Market too crowded? No problem. Create a niche or invent a new one.
This approach is one of the mainstays of marketing, especially in high-tech. It can be really annoying. Be unique, absolutely. But do it without adding layers of unnecessary complexity.
Let’s start with CRM. Quite a few years back, once the CRM field got super crowded (and before Oracle thinned out the market by buying half the major players), a mix of new and established companies tried to stand out by offering “new” tools or strategies for CRM. One was the “other CRM,” customer relationship marketing; another was “CMR,” customer managed relationships. It took forever for the industry to come to some sort of agreement as to what customer relationship management actually means (and, frankly, there’s still some disagreement; just get marketers and customer service execs in one room to discuss it and you’ll see what I mean), so can we please just leave CRM alone? If you’re still using the “other CRM,” or, worse, CMR, stop. It just confuses already flustered customers to have to keep up with the ever-changing customer relationship alphabet soup.
Same with customer experience management, or CEM. As execs finally started to get the hang of it what it means, someone came along and tried to swap “management” for “marketing.” Now, I’m a big proponent of change (and of marketing), but sometimes change is not for the better. It’s enough that we went from customer experience being CE to CX–one of the few that actually helps to clarify rather than confuse (on its own, CE could be mistaken for customer engagement). So, again, let’s just leave CEM as customer experience management and be done with it.
Sure, I get it, in both cases the key differentiator is “management” versus “marketing.” Perhaps the point of changing the M was to emphasize marketing. It doesn’t work. It’s just confusing. Marketing fits under the original CRM and CEM (M as management) umbrellas. I think it’s easier to explain that you focus on just the marketing aspect of CRM/CEM than it is to explain two definitions, the difference between them, and where you fit in. Simplify. Customers will appreciate it. And, besides, they don’t care about all these definitions; they just want to know how what you offer will benefit them, solve their problems, and increase their revenue.
The current renaming is a battle of the “channels.” The newest: omnichannel. What?! Is multichannel too straightforward? Too boring? Cross-channel was already taken? And don’t even get me started on the completely unnecessary cross-channel. Tell me, please, is there really any difference between the three that’s not just made-up semantics. They’re all about using multiple channels cohesively to communicate and interact with customers. Multichannel sums it up. Why do we need three ways to say basically the same thing? All it does is force us to waste time trying to explain invented differences.(Admittedly, we’ve written about them all, in our efforts to cover all the various aspects of and viewpoint on marketing.)
According to Merriam-Webster, multi is many, cross is across, and omni is all. In terms of marketing and commerce we have the following:
- Multichannel – Using more than one channel simultaneously. (TheFreeDictionary.com)
- Omnichannel – A seamless approach to retailing across channels; “similar to multichannel.” (Wikipedia)
- Cross-channel – The use of one channel to support another. (BusinessDictionary.com)

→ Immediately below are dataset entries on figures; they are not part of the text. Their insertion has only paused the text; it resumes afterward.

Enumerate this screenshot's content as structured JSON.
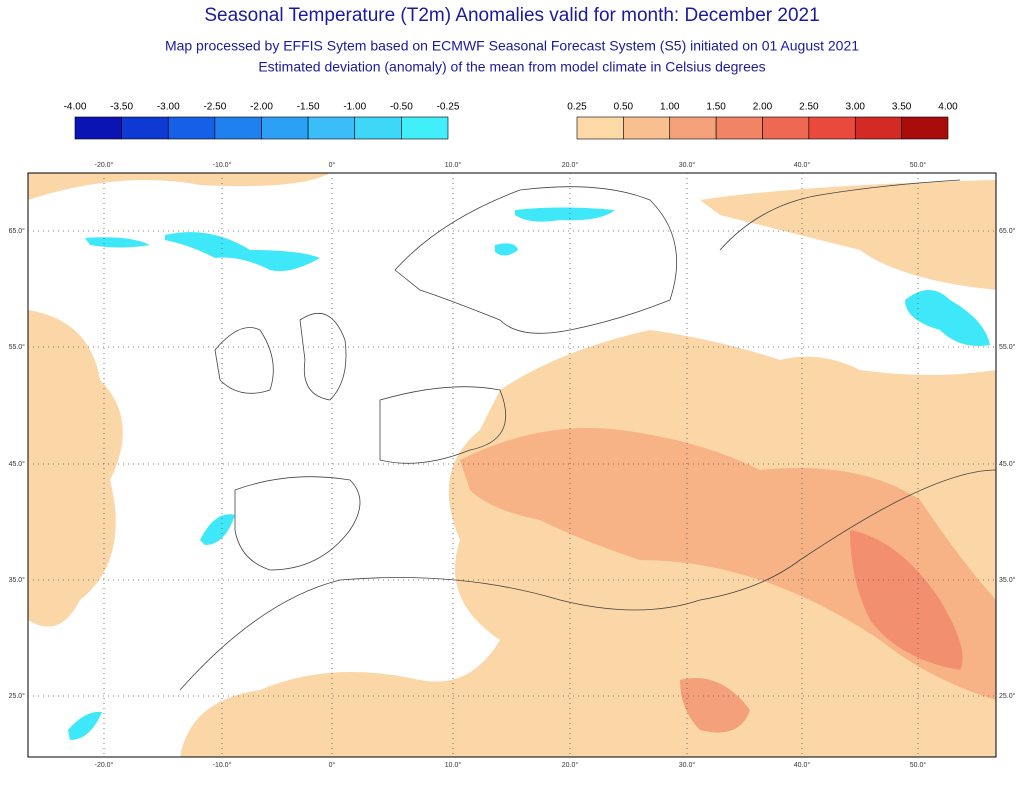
{
  "header": {
    "title": "Seasonal Temperature (T2m) Anomalies valid for month: December 2021",
    "subtitle": [
      "Map processed by EFFIS Sytem based on ECMWF Seasonal Forecast System (S5) initiated on 01 August 2021",
      "Estimated deviation (anomaly) of the mean from model climate in Celsius degrees"
    ]
  },
  "legend": {
    "cold": {
      "labels": [
        "-4.00",
        "-3.50",
        "-3.00",
        "-2.50",
        "-2.00",
        "-1.50",
        "-1.00",
        "-0.50",
        "-0.25"
      ],
      "colors": [
        "#0a14b4",
        "#0c3ad2",
        "#1560e6",
        "#1f80f0",
        "#2ba0f5",
        "#3abef8",
        "#3fd7f8",
        "#42eefa"
      ]
    },
    "warm": {
      "labels": [
        "0.25",
        "0.50",
        "1.00",
        "1.50",
        "2.00",
        "2.50",
        "3.00",
        "3.50",
        "4.00"
      ],
      "colors": [
        "#fcd9a6",
        "#f9c08f",
        "#f5a27a",
        "#f28466",
        "#ef6852",
        "#e94a3d",
        "#d42a25",
        "#a80d0c"
      ]
    }
  },
  "map": {
    "lon_labels": [
      "-20.0°",
      "-10.0°",
      "0°",
      "10.0°",
      "20.0°",
      "30.0°",
      "40.0°",
      "50.0°"
    ],
    "lat_labels": [
      "65.0°",
      "55.0°",
      "45.0°",
      "35.0°",
      "25.0°"
    ]
  }
}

The only difference I see between multichannel and omnichannel is that vendors in the retail space decided to call out their niche with their own language. As for multichannel versus cross-channel, if you do multichannel correctly, each channel supports the other. In other words, using the term cross-channel–made up by vendors creating a niche–is superfluous. I’ve been told that cross-channel means that channels are actually connected, whereas multichannel simply means using more than one channel. Again, multichannel done well is synchronous.
If I’m wrong, now’s the time to call me out. Bring it on, but I’m an editor so be clear. If you can make the case that there’s some actual valid difference, I’ll admit my error. Otherwise, let’s just all agree–I’m talking to you, retail industry “omnichannel” vendors–to stick with multichannel and be done with it.